А тут еще этот странный ответ. Спокойно, ничуть не смутившись, молодая, полная сил, прекрасно одетая женщина, за два года до войны кончившая среднюю школу, сообщила мне, что работает в булочной. Я не сумею сейчас обосновать свою тогдашнюю позицию психологически достаточно четко, но этот факт несомненно находился в вопиющем противоречии с тем, что мы с ней стояли в центре осажденного, истерзанного, едва начинавшего оживать и оправляться от страшных ран города.
Ее это явно не тревожило, для нее это была норма.
В булочной… в булочной…
А для меня? Могло ли это быть нормой для меня, давно позабывшего о мирной жизни и свое пребывание в родном городе воспринимавшего как сон наяву? В тридцатые годы молодых женщин со средним образованием было еще не так много, и продавщицами они, как правило, не работали… Не с тем потенциалом кончали мы школу, не с тем зарядом… В булочных… кто же работал в булочных? Пожилые тетки в платках?..

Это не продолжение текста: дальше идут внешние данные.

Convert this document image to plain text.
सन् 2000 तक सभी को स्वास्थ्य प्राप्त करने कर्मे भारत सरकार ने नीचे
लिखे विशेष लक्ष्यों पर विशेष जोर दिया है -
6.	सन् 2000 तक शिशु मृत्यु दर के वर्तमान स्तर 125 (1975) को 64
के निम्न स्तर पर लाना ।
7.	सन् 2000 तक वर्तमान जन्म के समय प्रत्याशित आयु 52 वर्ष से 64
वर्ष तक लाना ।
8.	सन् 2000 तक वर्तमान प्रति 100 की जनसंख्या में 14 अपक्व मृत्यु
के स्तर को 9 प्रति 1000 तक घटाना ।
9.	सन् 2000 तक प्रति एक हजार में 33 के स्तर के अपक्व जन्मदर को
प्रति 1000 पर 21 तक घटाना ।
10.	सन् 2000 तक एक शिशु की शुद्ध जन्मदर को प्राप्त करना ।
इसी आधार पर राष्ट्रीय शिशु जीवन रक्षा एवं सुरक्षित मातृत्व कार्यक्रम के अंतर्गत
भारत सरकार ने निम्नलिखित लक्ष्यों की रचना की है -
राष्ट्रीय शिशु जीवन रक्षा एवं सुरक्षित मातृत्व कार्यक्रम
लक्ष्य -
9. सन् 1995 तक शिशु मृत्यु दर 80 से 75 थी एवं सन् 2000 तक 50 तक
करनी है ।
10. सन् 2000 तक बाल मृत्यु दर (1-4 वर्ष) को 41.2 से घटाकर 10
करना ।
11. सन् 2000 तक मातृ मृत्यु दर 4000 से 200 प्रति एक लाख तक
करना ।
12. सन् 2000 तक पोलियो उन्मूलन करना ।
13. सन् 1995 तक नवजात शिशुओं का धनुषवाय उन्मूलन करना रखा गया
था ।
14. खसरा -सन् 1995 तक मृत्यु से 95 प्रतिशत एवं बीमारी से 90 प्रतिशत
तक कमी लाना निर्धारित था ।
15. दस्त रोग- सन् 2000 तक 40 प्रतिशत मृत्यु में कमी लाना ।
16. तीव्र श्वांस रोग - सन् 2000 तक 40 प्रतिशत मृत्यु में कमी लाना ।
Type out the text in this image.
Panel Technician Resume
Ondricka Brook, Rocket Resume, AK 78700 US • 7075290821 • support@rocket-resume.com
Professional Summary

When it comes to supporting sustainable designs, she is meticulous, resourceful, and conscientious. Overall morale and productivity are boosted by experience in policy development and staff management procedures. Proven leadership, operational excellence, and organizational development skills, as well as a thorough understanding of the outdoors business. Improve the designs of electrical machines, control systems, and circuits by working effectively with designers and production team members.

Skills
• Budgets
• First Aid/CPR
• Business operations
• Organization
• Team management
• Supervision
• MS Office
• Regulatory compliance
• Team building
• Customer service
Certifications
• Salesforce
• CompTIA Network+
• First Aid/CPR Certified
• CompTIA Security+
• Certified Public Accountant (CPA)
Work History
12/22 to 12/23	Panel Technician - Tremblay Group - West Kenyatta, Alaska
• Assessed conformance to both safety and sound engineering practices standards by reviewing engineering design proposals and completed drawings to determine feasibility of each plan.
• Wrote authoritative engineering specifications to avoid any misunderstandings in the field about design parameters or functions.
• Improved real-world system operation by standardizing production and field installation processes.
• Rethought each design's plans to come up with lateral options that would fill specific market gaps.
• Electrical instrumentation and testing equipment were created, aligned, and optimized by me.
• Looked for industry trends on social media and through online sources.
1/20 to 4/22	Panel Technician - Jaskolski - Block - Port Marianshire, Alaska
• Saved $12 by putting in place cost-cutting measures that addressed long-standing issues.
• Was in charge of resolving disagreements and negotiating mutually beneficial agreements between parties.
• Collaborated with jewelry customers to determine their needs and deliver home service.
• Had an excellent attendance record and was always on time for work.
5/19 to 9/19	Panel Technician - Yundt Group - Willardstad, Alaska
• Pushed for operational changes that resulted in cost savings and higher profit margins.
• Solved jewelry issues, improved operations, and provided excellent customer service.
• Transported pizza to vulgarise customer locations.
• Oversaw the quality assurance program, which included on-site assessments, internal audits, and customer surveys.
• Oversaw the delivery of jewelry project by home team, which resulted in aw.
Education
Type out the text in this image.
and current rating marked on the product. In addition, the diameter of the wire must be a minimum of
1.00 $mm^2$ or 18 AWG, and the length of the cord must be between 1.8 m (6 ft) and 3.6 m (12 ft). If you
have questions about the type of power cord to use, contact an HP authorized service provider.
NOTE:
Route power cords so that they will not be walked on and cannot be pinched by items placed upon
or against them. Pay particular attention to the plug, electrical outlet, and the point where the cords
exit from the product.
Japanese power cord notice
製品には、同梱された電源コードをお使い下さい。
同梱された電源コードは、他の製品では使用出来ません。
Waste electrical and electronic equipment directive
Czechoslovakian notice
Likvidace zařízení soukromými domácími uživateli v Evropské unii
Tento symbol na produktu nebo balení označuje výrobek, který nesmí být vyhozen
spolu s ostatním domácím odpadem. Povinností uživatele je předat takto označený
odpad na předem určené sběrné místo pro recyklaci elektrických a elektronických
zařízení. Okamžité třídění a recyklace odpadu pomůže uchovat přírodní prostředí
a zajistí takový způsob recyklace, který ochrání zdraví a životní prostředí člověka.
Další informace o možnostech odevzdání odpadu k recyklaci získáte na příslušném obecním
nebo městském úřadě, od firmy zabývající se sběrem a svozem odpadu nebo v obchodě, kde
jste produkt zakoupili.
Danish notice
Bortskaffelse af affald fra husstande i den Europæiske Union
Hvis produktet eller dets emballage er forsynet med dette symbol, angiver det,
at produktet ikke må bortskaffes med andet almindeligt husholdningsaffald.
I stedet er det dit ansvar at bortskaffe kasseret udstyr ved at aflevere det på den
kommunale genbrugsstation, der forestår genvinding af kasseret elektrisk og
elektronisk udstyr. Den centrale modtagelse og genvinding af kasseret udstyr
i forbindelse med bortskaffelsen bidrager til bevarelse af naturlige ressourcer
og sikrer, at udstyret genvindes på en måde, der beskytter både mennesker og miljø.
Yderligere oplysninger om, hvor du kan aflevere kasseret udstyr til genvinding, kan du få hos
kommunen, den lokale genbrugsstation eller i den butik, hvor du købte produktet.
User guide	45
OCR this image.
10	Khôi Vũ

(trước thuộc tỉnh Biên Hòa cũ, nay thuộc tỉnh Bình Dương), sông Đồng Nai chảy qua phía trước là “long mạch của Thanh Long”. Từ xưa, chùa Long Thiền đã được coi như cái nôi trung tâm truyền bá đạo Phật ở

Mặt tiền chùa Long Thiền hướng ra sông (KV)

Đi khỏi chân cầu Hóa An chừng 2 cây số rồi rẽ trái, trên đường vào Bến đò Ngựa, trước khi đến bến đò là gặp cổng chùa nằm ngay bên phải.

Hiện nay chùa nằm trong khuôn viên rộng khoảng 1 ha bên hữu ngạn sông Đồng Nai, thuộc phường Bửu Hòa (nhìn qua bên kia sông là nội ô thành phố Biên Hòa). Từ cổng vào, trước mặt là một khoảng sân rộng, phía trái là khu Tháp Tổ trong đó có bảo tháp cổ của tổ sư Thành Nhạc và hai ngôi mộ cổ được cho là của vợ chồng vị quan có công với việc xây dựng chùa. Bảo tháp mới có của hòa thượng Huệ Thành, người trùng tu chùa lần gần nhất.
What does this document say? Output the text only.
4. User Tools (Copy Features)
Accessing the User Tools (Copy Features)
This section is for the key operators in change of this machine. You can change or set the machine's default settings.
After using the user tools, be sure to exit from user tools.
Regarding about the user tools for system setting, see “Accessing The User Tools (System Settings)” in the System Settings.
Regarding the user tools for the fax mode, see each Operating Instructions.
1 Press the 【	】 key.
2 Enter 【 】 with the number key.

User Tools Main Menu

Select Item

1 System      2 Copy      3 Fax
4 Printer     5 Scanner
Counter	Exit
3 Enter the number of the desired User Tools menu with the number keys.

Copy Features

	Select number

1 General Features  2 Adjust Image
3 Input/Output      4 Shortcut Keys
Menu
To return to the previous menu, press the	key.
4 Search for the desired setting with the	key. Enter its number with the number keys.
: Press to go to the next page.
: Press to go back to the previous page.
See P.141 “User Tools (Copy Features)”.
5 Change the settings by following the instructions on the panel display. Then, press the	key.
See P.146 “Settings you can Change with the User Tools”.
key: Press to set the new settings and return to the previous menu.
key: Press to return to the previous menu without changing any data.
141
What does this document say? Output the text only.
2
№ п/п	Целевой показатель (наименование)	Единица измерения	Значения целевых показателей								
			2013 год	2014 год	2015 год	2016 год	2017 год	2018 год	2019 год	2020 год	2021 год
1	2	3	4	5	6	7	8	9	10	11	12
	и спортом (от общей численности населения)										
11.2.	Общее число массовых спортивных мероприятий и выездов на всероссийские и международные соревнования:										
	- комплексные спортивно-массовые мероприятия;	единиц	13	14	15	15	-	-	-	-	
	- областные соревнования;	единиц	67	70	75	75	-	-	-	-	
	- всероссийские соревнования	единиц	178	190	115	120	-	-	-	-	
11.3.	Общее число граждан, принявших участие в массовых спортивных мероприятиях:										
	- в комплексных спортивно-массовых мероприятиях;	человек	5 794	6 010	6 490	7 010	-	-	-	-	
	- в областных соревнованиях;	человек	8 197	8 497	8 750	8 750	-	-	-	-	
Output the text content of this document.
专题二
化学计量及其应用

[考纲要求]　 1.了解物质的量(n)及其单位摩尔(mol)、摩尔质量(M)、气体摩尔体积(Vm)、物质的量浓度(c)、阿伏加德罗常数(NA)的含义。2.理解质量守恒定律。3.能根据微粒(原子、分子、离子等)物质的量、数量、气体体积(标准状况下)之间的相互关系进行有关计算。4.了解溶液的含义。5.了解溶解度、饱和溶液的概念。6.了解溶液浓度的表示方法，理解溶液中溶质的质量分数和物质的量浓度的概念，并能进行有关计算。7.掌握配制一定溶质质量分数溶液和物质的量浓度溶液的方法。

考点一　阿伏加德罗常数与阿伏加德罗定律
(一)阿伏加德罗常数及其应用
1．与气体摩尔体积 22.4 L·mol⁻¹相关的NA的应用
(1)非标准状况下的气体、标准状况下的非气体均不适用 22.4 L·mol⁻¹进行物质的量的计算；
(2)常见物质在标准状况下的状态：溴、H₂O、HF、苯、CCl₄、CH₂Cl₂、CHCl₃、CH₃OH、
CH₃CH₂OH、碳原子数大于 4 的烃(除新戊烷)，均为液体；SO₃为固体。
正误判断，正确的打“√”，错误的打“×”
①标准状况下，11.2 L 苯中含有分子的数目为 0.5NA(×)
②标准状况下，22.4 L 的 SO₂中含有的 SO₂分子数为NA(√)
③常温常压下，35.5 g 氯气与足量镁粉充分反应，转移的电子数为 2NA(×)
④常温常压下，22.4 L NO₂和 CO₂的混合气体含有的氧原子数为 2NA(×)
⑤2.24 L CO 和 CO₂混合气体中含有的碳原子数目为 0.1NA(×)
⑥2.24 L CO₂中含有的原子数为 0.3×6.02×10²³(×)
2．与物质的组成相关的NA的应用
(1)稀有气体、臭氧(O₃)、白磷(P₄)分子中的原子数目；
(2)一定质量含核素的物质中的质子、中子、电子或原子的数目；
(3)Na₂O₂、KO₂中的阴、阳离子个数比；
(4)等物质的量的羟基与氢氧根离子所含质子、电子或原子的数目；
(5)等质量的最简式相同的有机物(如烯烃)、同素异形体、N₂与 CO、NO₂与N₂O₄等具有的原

Я замер, ошалело, с открытым ртом.
Только что я проводил на работу маму. Мы прошли мимо нашей бывшей школы, где размещался госпиталь, через Аничков мост, где не было знакомых лошадок и их укротителя-человека, прошли по чужому, глубоко ушедшему в себя Невскому. Потом я отправился бродить по улицам и, встречая з д е ш н и х солдат, бросал на них почтительные взгляды, думая при этом, что мы там, на нашем обычном фронте, понятия не имеем, в сущности, каким диким напряжением малейшей клеточки, какой живой, трепещущей в каждом окопе яростью приходилось им — и приходится каждый день — держать оборону. Вот кто чудеса творит…
И тут я встретил Ирку. Сытую… в манто… из булочной… Контраст был слишком разителен.
Кто-то же должен был работать и в булочных… Да, теперь в моде такая точка зрения, и она справедлива, вероятно… Но в нашей молодости мы были максималистами и никогда так вопрос не ставили, — дыхание революции, слишком еще горячее, обжигало и нас.
А я-то разлетелся пригласить ее в расположенную поблизости Филармонию — в моем любимом зале, не-топленном правда, шли уже концерты.
Пусть она со своими… из булочной… туда сходит.
Потоптавшись на месте еще самую малость — чтобы не так уж сразу, — я пробормотал:
— Ну, всего…
И пошел себе, не оглядываясь.
Вечером няня, усталая после рабочего дня и стояния в очередной раз за более чем скромной продуктовой выдачей, прибрела потихоньку домой, разогрела суп, сели обедать, и я рассказал об этой встрече.